Mark Dixon, détective (Where The Sidewalk Ends) : autopsie d’une âme
Sortie en France en Blu-Ray et DVD le 4 avril 2018 (édité par Wild Side). Durée : 1h31.
Mark Dixon est un détective aux méthodes de malfrat : pour soutirer des aveux aux suspects, comme pour les pousser à craindre la loi, il ne sait faire autre chose que les cogner. Une nuit, un coup du sort fait dérailler cette manière de procéder. L’enquête de Dixon sur un meurtre le mène à un témoin ivre et récalcitrant, qui s’en prend physiquement à lui ; la riposte de Dixon provoque la mort du témoin. En une seconde, Dixon bascule du mauvais côté de la ligne entre le bien et le mal, avec laquelle il flirtait depuis longtemps – se comportant mal mais détenteur d’un badge du camp du bien, frappant aveuglément mais ne tuant jamais.
À partir de cet accident, le récit de Mark Dixon, détective (adapté d’un roman par Ben Hecht, l’un des plus grands scénaristes de l’histoire d’Hollywood) déploie un suspense brillant, reposant sur des bases exclusivement éthiques : Dixon va-t-il ou non se dénoncer ? La réalisation redoutable d’intelligence et de savoir-faire d’Otto Preminger (qui réunissait pour l’occasion le duo Dana Andrews – Gene Tierney de Laura, son premier grand succès) souligne avec force cette prévalence au sein du film de l’aspect moral sur tous les autres. Restant à dessein très neutre l’essentiel du temps, en recourant à des techniques telles que de longs plans-séquences ou des entrées et sorties de scène semblables à du théâtre et filmées sans effets supplémentaires, la mise en scène (et en musique, avec un air génialement entêtant signé Cyril Mockridge) prend les commandes dès que la morale s’en mêle. C’est particulièrement frappant dans la scène de l’homicide involontaire, formidable moment de cinéma où le cadre et la bande-son sont soudain pris de folie, submergés par la même panique qui envahit Dixon face à la tournure des événements.
[Attention, la suite du texte contient des spoilers]
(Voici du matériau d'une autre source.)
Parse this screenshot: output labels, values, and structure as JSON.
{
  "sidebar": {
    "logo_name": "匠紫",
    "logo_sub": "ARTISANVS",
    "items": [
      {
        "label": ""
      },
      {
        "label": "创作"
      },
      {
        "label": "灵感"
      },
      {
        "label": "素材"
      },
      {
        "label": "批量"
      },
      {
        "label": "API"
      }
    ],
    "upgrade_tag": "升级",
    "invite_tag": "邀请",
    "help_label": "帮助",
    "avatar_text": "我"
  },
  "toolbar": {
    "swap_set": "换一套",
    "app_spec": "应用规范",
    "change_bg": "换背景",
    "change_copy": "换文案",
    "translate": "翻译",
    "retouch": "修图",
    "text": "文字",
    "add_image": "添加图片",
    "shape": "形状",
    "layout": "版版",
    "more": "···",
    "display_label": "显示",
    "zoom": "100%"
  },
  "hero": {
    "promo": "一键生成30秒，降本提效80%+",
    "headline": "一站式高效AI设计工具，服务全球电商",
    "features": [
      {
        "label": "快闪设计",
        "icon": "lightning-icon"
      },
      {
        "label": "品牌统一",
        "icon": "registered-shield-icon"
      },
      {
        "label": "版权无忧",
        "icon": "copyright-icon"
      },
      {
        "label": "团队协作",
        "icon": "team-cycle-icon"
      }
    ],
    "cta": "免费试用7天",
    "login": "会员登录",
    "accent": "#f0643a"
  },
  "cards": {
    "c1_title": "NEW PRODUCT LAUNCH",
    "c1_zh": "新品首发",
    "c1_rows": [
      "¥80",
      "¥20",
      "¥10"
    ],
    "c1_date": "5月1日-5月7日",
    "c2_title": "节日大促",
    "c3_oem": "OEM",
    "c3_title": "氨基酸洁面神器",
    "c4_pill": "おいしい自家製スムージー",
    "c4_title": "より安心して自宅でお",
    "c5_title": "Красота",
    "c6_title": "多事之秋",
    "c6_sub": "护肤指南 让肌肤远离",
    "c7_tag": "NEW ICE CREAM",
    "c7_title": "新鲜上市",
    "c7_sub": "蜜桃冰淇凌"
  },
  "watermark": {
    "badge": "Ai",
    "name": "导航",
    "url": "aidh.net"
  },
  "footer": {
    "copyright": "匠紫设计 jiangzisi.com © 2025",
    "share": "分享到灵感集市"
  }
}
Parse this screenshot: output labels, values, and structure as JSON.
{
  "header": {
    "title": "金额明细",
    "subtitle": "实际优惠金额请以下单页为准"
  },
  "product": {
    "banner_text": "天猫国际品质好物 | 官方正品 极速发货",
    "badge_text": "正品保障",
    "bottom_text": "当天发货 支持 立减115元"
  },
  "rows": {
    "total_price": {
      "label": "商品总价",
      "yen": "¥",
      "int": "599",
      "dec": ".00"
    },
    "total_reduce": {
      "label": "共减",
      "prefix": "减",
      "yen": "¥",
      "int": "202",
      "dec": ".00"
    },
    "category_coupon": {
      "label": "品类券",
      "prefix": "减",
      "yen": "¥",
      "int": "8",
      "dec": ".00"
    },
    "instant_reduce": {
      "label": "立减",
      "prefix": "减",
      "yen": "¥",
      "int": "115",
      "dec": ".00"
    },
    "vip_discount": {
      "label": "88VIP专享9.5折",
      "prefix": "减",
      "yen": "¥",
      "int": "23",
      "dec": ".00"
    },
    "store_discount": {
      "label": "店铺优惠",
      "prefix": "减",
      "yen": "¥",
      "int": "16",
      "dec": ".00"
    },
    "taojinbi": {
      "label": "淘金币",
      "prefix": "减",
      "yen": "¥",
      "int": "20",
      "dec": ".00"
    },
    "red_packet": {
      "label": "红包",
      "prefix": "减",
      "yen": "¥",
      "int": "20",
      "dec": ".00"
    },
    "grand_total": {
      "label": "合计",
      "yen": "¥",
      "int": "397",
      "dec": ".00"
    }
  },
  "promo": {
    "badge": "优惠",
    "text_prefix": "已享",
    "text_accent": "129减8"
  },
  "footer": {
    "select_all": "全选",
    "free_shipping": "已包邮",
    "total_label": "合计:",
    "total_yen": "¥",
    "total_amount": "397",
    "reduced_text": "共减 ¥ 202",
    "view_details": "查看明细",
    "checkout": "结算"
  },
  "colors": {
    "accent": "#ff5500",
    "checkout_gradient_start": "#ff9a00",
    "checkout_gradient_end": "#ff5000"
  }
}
Le geste de se dénoncer serait aussi aisé et bref dans les faits – une poignée de mots à dire ou à écrire – qu’ardu sur le plan moral, surtout pour quelqu’un tel que Dixon. Il est donc tout à fait logique, bien que fortement tragique, de le voir chercher à s’en sortir par des moyens uniquement et fermement amoraux. Il met en scène une fuite hors de la ville de sa victime et fait disparaître son cadavre ; il paie un avocat hors de prix pour assurer la défense de l’innocent accusé à sa place, et tente de faire accuser de son acte Scalise, le chef de gang coupable du meurtre sur lequel Dixon enquêtait initialement. Et quand cette idée d’un jeu macabre à somme nulle échoue, Dixon en élabore une autre, encore plus tirée par les cheveux car plus désespérée : provoquer Scalise afin qu’il le tue et finisse derrière les barreaux. Pour compenser la vie qu’il a prise, Dixon offrirait la sienne sous la forme de son corps plutôt que de son âme – de même qu’il « discutait » avec ses suspects avec ses poings au lieu de son intellect.
Mais l’univers n’est pas décidé à laisser Dixon s’en tirer de la sorte. Car comme cela est dit dans Lost, « the universe has a way of course-correcting itself » (« l’univers trouve le moyen de corriger son cap »). Au coup du sort de l’homicide involontaire répond ainsi, dans le final du film, un autre coup du sort tout aussi gonflé. Enfermé par la bande de Scalise, Dixon a néanmoins accès au moteur de l’ascenseur par lequel les bandits s’échappent, ce qui lui permet de les arrêter et de les faire accuser des différents meurtres. C’est là un véritable deus ex machina de script hollywoodien, du genre qui permet au héros de triompher sur tous les fronts – mais c’est un renversement trop énorme, trop injustifiable pour que la conscience de Dixon le supporte. Il se confesse, enfin, apportant sa nécessaire contribution à la fable morale narrée par Preminger, qui s’ouvrait sur un crime et se clôt sur le châtiment correspondant.